Some of you already know this. The rest of you deserve an apology for not being personally contacted. You will get this apology in person if you show up and convey your anguish in a long series of plaintive wails. After I've had enough I will tell you to shut up and buy you a drink (i.e. apologize).

Be there.

07 March 2009

Vet Clinic Wall Art

Seems like a good way to let people know they're in the right place...

03 March 2009

Platform Tennis Championships!

From-- of all places-- the Business Courier:

Greater Cincinnati will host the National Platform Tennis Championships and the Presidents Cup for the first time this week.

The American Platform Tennis Association and the Greater Cincinnati Platform Tennis Association are teaming up to host the 75th annual event March 5-8.

Platform tennis is a version of tennis played with paddles, on an elevated deck about one-fourth the size of a traditional tennis court.

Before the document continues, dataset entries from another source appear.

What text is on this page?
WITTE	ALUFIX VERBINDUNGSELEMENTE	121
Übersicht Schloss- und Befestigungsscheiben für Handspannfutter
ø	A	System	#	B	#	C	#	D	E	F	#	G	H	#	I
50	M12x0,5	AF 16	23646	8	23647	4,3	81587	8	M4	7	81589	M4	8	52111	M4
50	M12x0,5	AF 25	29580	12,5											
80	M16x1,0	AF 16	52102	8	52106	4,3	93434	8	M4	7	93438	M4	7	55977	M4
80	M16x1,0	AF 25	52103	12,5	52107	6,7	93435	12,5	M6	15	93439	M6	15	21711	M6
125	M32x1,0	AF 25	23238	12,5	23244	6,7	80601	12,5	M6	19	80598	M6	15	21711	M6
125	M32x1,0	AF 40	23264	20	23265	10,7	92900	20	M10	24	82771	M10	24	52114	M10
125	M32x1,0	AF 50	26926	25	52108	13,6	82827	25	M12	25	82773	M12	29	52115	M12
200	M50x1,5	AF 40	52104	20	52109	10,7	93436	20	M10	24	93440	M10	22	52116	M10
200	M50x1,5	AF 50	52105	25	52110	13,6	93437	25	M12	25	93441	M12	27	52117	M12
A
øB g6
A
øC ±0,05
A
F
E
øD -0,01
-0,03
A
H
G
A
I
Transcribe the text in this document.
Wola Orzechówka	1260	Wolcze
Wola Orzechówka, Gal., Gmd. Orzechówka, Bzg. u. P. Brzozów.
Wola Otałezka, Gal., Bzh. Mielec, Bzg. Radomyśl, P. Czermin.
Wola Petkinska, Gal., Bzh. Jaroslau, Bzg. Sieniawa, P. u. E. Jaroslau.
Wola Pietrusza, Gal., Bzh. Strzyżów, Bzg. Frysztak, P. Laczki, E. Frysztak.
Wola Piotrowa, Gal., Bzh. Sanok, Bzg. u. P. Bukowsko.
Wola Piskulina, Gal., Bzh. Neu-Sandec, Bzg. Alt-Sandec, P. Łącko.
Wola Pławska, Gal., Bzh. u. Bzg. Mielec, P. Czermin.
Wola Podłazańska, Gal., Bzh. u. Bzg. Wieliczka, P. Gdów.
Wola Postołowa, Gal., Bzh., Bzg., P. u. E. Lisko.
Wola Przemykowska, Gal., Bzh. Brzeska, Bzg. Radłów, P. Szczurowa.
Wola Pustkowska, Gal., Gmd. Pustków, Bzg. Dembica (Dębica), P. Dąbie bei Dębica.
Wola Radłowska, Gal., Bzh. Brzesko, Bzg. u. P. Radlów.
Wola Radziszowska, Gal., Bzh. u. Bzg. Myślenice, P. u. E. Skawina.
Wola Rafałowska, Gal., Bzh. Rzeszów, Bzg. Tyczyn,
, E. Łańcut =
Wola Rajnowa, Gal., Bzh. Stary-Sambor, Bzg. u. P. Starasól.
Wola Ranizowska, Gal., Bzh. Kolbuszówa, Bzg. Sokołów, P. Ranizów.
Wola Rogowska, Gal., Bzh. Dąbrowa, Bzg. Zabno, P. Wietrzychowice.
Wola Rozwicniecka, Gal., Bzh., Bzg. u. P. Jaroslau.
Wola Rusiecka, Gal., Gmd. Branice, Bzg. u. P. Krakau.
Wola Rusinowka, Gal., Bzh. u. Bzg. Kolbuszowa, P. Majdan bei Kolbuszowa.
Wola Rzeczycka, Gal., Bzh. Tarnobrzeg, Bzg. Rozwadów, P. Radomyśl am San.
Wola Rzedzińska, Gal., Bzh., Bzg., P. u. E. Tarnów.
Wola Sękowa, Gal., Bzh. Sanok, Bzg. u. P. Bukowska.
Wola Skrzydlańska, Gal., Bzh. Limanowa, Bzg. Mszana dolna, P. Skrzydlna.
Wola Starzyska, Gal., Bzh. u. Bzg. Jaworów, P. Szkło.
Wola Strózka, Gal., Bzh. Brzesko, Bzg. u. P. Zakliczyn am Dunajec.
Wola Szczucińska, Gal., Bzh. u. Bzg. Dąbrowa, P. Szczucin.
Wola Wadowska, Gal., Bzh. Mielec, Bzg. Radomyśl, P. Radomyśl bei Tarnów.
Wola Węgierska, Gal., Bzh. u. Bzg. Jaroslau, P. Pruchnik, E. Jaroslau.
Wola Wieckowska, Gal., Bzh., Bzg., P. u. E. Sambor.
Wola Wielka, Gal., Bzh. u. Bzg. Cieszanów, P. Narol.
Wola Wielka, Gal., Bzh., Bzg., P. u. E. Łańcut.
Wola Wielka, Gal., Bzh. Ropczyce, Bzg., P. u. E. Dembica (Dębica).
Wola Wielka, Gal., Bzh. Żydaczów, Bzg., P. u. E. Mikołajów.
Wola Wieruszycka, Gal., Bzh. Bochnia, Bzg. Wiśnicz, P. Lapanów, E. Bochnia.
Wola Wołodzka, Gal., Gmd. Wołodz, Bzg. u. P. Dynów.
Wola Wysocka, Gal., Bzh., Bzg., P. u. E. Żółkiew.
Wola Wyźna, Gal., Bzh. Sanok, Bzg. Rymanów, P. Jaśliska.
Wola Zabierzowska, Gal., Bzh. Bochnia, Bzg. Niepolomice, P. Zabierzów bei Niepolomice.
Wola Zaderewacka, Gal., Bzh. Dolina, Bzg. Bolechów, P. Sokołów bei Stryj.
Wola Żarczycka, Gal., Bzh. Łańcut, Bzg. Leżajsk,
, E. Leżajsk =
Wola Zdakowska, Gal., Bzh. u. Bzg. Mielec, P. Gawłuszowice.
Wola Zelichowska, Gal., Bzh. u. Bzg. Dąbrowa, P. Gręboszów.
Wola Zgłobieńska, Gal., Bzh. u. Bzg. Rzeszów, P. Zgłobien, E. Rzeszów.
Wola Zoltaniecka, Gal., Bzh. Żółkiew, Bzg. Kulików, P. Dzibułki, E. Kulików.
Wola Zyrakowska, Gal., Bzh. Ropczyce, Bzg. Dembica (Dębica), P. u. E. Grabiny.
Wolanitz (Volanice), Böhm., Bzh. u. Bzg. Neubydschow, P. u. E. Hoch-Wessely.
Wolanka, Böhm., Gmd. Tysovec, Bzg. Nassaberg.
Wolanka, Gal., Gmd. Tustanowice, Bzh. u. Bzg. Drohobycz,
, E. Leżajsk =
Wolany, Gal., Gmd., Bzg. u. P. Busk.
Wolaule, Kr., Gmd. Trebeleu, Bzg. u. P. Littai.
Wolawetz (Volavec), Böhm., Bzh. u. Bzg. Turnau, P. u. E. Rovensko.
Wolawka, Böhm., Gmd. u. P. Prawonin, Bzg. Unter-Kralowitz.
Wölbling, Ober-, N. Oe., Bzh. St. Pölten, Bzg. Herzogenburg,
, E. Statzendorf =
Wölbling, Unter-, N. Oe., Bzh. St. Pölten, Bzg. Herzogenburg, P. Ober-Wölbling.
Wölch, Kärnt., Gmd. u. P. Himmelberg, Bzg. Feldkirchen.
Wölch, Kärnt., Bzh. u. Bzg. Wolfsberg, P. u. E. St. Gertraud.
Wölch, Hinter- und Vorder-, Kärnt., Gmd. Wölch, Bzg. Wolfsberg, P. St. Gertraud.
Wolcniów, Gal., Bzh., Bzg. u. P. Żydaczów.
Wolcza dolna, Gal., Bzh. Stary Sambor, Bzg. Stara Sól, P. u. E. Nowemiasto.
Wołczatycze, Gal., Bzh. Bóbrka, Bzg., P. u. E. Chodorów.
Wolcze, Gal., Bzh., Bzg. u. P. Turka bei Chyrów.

Four tournaments will take place over four days. These include the Men’s Nationals and Presidents Cup and Women’s Nationals and Presidents Cup. Organizers expect 176 teams to compete for the national title.

The tournaments will take place at 14 venues across the area, including the Camargo Club, Cincinnati Sports Club, Hyde Park Golf and Country Club, Kenwood Country Club and Maketewah Country Club.

1) No, I don't know the difference between the "Nationals" and the "President's Cup."

2) Yes, I also was surprised to learn that there has been a paddle tennis championship for the last 74 years.

3) I've played just about every racket-based sport, but never paddle tennis. Word on the street is that it is gaining popularity. I know one local country club is building two new paddle courts in addition to the four it already has. This weekend we will see the future, and it is paddle tennis.

4) I'm not sure if calling it "paddle tennis" is a faux pas. But I'll probably find out this weekend.